We now have data that minority physicians improve access to care. They are much more likely to serve minority patients, poorer patients, and sicker patients.


A broad research agenda is essential for scientific progress against the diseases that plague and kill all Americans. Though there is less data to support this assertion, in my experience people research the problems they see and feel. in running faculty development programs, minority physicians are much more likely to be interested in research problems that are relevant to poor and minority patients.


Medicine is now a trillion dollar-a-year corporate enterprise. For a variety of reasons that are now well accepted in corporate America, it is essential that some of those managers be minority.


“Cultural competence” is an essential skill in serving the diverse patient population,s that characterize America now. This requires diverse teams of students who can teach each other cultural competence and diverse health care delivery teams to practice it.


We have made dramatic progress in making medicine “look like America.” Only 30 years ago, 99 percent of students in American medical schools (excluding Howard and Meharry) were non-Hispanic whites.
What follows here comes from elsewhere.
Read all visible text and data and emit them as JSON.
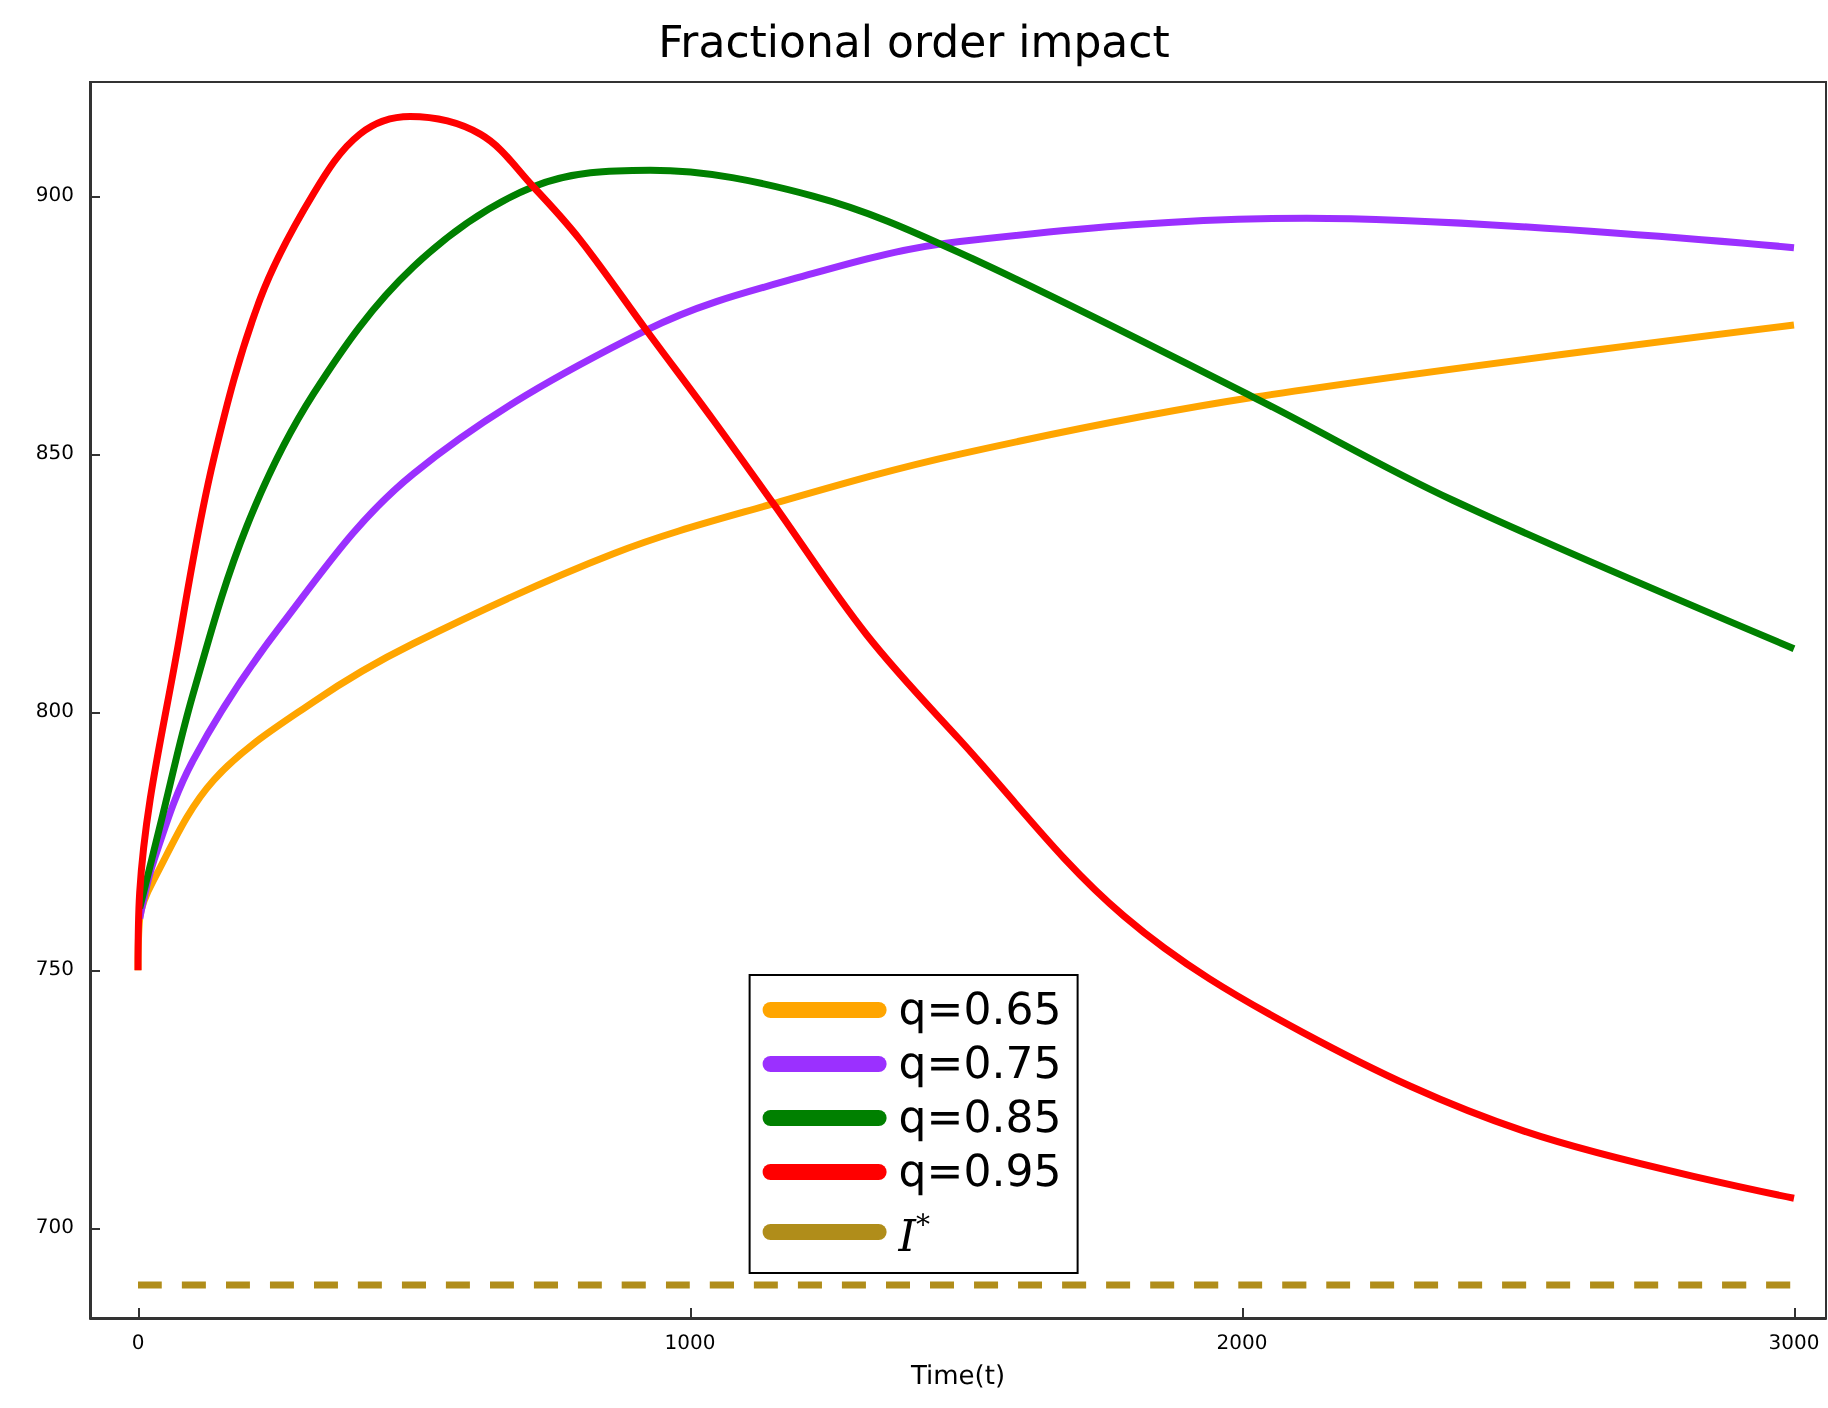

As with other parts of our society, in the late 1960s medical schools opened their doors and minority matriculants rapidly increased in the mid 1970s to about 8 percent, where it stalled for 15 years.


In the late 1980s the Association of American Medical Colleges (which represents all 125 of the nation’s medical schools and about 400 of our major teaching hospitals) began to organize a new program to dramatically increase minority enrollment, later named Project 3000 by 2000. The Project takes its name from its ambitious goal to reach AAMC’s longstanding target of population parity for underrepresented minorities. Enrolling 3,000 minorities out of the approximately 16,000 annual matriculants to U.S. medical schools by the year 2000 would bring us close to the proportion of underrepresented minorities in the population-at-large.
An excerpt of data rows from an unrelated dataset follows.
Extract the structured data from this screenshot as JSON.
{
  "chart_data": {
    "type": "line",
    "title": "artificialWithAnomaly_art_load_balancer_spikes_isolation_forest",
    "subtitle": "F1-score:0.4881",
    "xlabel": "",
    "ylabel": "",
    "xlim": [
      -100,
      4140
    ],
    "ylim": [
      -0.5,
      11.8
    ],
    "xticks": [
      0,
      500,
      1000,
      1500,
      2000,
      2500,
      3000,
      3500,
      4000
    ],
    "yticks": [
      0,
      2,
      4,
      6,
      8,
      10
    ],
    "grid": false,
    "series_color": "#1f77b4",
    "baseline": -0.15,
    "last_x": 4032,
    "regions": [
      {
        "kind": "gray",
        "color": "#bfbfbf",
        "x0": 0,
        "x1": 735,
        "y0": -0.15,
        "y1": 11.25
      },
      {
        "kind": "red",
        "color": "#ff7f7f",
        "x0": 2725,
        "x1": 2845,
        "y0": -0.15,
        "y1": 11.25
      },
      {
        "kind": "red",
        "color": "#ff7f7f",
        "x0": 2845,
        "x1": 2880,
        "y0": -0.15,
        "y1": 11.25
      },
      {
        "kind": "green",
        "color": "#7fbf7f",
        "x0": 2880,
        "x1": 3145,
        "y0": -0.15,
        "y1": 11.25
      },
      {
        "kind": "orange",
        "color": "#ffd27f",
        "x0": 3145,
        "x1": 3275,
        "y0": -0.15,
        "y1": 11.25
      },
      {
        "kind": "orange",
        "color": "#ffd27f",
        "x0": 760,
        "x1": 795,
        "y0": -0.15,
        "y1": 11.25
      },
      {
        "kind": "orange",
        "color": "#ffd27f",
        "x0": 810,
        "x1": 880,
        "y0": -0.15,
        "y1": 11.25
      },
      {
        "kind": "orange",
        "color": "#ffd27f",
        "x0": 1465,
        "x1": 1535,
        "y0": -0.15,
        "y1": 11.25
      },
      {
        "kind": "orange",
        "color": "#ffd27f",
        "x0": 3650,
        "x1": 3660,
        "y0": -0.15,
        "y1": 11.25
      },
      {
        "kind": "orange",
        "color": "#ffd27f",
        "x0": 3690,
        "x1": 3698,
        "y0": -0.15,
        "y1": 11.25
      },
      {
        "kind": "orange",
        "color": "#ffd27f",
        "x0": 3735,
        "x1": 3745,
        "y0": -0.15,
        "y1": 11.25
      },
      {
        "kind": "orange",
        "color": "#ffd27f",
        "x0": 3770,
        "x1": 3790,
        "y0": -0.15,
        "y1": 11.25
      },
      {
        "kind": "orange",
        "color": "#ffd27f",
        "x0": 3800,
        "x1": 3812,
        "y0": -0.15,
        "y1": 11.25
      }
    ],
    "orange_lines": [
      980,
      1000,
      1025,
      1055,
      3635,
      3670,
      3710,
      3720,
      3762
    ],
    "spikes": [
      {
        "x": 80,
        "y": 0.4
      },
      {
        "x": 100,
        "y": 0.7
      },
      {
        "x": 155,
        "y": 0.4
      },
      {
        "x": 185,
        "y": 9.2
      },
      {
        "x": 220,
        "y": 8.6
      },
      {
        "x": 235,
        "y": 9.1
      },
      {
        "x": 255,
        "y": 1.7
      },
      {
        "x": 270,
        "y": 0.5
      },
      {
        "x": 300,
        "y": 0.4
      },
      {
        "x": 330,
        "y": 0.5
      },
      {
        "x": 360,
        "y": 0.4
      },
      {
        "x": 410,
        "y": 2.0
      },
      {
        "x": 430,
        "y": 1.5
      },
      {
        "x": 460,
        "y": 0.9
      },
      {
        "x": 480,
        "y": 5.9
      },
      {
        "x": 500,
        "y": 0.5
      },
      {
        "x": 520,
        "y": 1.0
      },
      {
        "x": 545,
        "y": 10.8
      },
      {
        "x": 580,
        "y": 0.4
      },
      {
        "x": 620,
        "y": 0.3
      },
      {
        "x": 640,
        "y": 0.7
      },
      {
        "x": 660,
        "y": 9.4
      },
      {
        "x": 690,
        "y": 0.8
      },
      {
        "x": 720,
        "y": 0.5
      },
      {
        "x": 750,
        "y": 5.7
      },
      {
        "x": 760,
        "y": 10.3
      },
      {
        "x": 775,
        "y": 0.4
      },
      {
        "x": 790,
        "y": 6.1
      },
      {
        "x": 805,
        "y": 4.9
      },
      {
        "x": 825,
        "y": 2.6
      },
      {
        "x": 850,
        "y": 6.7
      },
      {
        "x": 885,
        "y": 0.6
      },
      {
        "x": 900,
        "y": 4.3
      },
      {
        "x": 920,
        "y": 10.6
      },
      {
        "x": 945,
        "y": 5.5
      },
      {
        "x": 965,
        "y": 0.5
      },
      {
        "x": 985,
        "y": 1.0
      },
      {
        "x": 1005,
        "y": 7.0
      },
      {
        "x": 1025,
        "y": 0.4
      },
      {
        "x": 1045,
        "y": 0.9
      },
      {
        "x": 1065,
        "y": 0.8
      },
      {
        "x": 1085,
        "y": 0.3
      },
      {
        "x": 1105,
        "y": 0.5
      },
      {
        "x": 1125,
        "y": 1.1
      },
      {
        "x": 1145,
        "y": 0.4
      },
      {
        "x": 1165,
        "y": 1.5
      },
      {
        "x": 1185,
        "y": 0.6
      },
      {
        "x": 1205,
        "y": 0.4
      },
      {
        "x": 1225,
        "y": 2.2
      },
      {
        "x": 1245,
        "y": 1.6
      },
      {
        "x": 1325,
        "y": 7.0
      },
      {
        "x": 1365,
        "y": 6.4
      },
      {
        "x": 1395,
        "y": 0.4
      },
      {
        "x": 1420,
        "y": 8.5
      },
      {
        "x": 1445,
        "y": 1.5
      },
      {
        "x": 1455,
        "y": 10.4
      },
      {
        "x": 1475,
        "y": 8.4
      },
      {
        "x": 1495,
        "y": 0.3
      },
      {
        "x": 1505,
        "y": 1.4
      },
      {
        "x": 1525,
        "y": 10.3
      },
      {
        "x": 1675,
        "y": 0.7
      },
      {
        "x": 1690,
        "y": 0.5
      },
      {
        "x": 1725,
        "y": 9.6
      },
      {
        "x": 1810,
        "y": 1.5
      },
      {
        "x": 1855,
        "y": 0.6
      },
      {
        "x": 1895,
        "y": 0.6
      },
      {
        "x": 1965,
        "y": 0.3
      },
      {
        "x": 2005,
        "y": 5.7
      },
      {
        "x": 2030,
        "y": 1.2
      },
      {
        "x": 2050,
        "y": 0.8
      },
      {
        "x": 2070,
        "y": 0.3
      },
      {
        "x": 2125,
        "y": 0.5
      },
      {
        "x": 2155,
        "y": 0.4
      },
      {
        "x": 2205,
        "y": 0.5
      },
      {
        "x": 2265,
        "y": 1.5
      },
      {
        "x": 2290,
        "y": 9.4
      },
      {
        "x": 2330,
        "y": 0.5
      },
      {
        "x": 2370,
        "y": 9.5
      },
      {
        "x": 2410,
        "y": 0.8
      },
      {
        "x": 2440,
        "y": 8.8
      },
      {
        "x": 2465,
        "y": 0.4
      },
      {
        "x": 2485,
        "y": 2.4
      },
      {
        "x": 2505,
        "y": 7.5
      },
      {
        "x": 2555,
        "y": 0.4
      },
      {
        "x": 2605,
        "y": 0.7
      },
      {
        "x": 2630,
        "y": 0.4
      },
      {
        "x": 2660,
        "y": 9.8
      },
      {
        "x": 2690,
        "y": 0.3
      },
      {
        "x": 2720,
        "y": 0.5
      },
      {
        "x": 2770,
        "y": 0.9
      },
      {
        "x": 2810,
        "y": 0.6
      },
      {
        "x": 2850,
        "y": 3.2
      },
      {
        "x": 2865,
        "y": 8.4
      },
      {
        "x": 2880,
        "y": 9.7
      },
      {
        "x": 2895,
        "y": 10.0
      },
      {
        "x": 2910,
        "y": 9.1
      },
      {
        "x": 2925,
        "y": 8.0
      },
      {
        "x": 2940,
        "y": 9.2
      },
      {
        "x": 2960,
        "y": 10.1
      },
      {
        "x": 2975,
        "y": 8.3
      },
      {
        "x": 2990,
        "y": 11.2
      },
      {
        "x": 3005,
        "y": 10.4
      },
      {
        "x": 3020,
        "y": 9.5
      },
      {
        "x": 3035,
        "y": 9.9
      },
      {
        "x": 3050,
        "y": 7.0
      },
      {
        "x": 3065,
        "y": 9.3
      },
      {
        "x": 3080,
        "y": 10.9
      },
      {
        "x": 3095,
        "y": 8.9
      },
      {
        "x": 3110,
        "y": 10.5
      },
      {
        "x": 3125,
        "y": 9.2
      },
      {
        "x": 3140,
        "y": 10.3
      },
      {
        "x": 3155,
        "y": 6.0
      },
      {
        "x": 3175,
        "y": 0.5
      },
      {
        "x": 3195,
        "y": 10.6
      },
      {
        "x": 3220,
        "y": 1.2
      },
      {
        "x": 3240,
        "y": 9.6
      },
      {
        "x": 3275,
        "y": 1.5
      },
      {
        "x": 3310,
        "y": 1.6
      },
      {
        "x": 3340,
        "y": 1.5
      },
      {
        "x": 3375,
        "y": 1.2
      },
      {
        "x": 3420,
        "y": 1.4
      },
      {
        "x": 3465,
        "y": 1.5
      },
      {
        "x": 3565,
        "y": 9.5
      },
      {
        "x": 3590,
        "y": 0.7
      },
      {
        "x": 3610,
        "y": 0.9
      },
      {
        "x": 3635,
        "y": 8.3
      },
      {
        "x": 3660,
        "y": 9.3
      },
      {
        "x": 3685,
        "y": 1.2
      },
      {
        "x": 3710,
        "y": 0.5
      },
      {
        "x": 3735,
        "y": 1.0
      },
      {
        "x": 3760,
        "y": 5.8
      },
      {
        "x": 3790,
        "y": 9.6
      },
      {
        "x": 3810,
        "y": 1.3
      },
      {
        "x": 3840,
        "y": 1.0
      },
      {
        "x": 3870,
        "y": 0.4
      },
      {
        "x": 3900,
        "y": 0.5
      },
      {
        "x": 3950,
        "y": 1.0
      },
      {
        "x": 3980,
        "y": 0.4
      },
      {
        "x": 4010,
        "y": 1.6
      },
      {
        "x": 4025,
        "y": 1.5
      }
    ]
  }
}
Since 1990, minority enrollment in medical schools has soared 37 percent, largely because of increases in the overall pool of applicants to medical schools combined with the energizing effects of Project 3000 by 2000. Sadly, however, among African-American men, trends are going in the wrong direction. In 1971, 626 Black men matriculated to American medical schools. That number has not been equaled since. In fact, Blacks are the only racial/ethnic group in which women medical students outnumber men.


Project 3000 by 2000 will not show its true impact for many years. While the Project, and the many other academic reform projects launched in the United States, are the long-term approach to achieving diversity in medical schools, affirmative action is an essential tool in the near term.


One of the arguments against affirmative action is that it allows the admission (or hiring) of “unqualified” people. Of the 1,844 underrepresented minorities who entered medical schools in the United States in 1992, 95 percent are still enrolled, and only one percent have been dismissed.


The AAMC feels so strongly about the necessity of affirmative action that we have begun organizing a national coalition — “Health Professionals for Diversity” — which will attempt to communicate to opinion leaders in America that affirmative action is indispensable for all of the health professions, not just medicine, if we are to prepare the health work force for the 21st century.